The Company's results for the nine months ended September 30, 2002 reflect its adoption of Statement of Financial Accounting Standards ("SFAS") No. 147, "Acquisitions of Certain Financial Institutions." Under SFAS No. 147, the Company can reclassify certain unidentifiable intangible assets to goodwill and cease amortization beginning January 1, 2002. As a result, earnings for the first nine months have been increased by two cents per share. Exclusive of the adoption of SFAS No.147, earnings for the quarter ended September 30, 2002 exclusive of special charges still were 52 cents per share.

Banknorth Group, headquartered in Portland, Maine, is one of the country's 35 largest commercial banking companies. The Company's banking subsidiary, Banknorth, N.A. operates banking subsidiaries in Maine (Peoples Heritage Bank), New Hampshire (Bank of New Hampshire), Massachusetts (Banknorth Massachusetts), Connecticut (Banknorth Connecticut), Vermont (Banknorth Vermont), and Upstate New York (Evergreen Bank). The Company also operates subsidiaries and divisions in insurance, investment planning, money management, leasing, merchant services, mortgage banking, government banking and other financial services.

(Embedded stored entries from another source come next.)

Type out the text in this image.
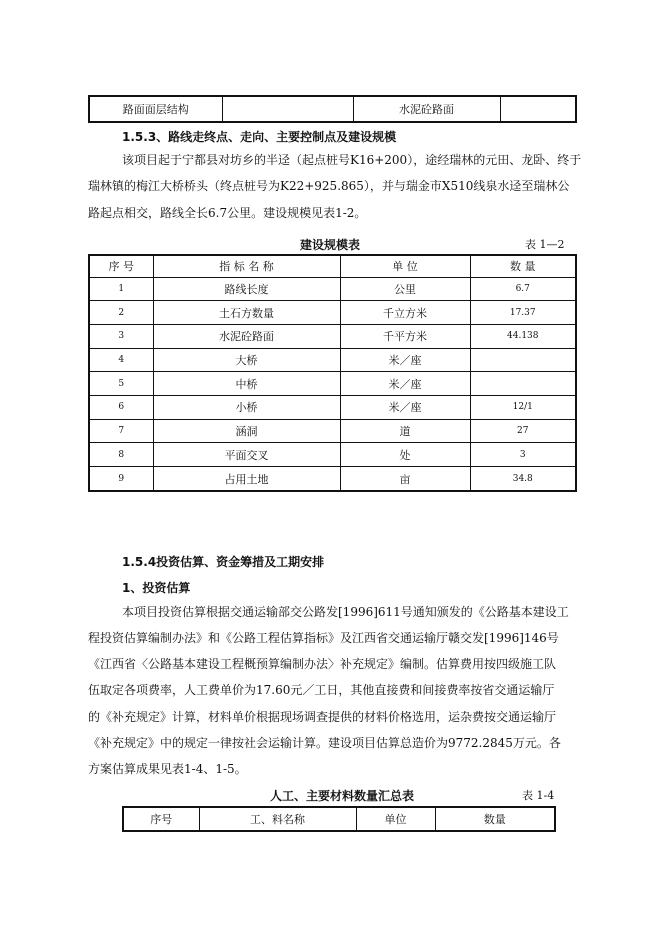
路面面层结构		水泥砼路面	
1.5.3、路线走终点、走向、主要控制点及建设规模
该项目起于宁都县对坊乡的半迳（起点桩号K16+200），途经瑞林的元田、龙卧、终于
瑞林镇的梅江大桥桥头（终点桩号为K22+925.865），并与瑞金市X510线泉水迳至瑞林公
路起点相交，路线全长6.7公里。建设规模见表1-2。
建设规模表	表 1—2
序 号	指 标 名 称	单 位	数 量
1	路线长度	公里	6.7
2	土石方数量	千立方米	17.37
3	水泥砼路面	千平方米	44.138
4	大桥	米／座	
5	中桥	米／座	
6	小桥	米／座	12/1
7	涵洞	道	27
8	平面交叉	处	3
9	占用土地	亩	34.8
1.5.4投资估算、资金筹措及工期安排
1、投资估算
本项目投资估算根据交通运输部交公路发[1996]611号通知颁发的《公路基本建设工
程投资估算编制办法》和《公路工程估算指标》及江西省交通运输厅赣交发[1996]146号
《江西省〈公路基本建设工程概预算编制办法〉补充规定》编制。估算费用按四级施工队
伍取定各项费率，人工费单价为17.60元／工日，其他直接费和间接费率按省交通运输厅
的《补充规定》计算，材料单价根据现场调查提供的材料价格选用，运杂费按交通运输厅
《补充规定》中的规定一律按社会运输计算。建设项目估算总造价为9772.2845万元。各
方案估算成果见表1-4、1-5。
人工、主要材料数量汇总表	表 1-4
序号	工、料名称	单位	数量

Note: This news release contains certain forward-looking statements with respect to the financial condition, results of operations and business of Banknorth. Forward-looking statements are subject to various factors which could cause actual results to differ materially from these estimates. These factors include, but are not limited, to, changes in general economic conditions, interest rates, deposit flows, loan demand, competition, legislation or regulation and accounting principles, policies or guidelines, as well as other economic, competitive, governmental, regulatory and accounting and technological factors affecting Banknorth's operations. In addition, acquisitions may result in large one-time charges to income, may not produce revenue enhancements or cost savings at levels or within time frames originally anticipated and may result in unforeseen integration difficulties. Investors are encouraged to access Banknorth's periodic reports filed with the Securities and Exchange Commission for financial and business information regarding Banknorth.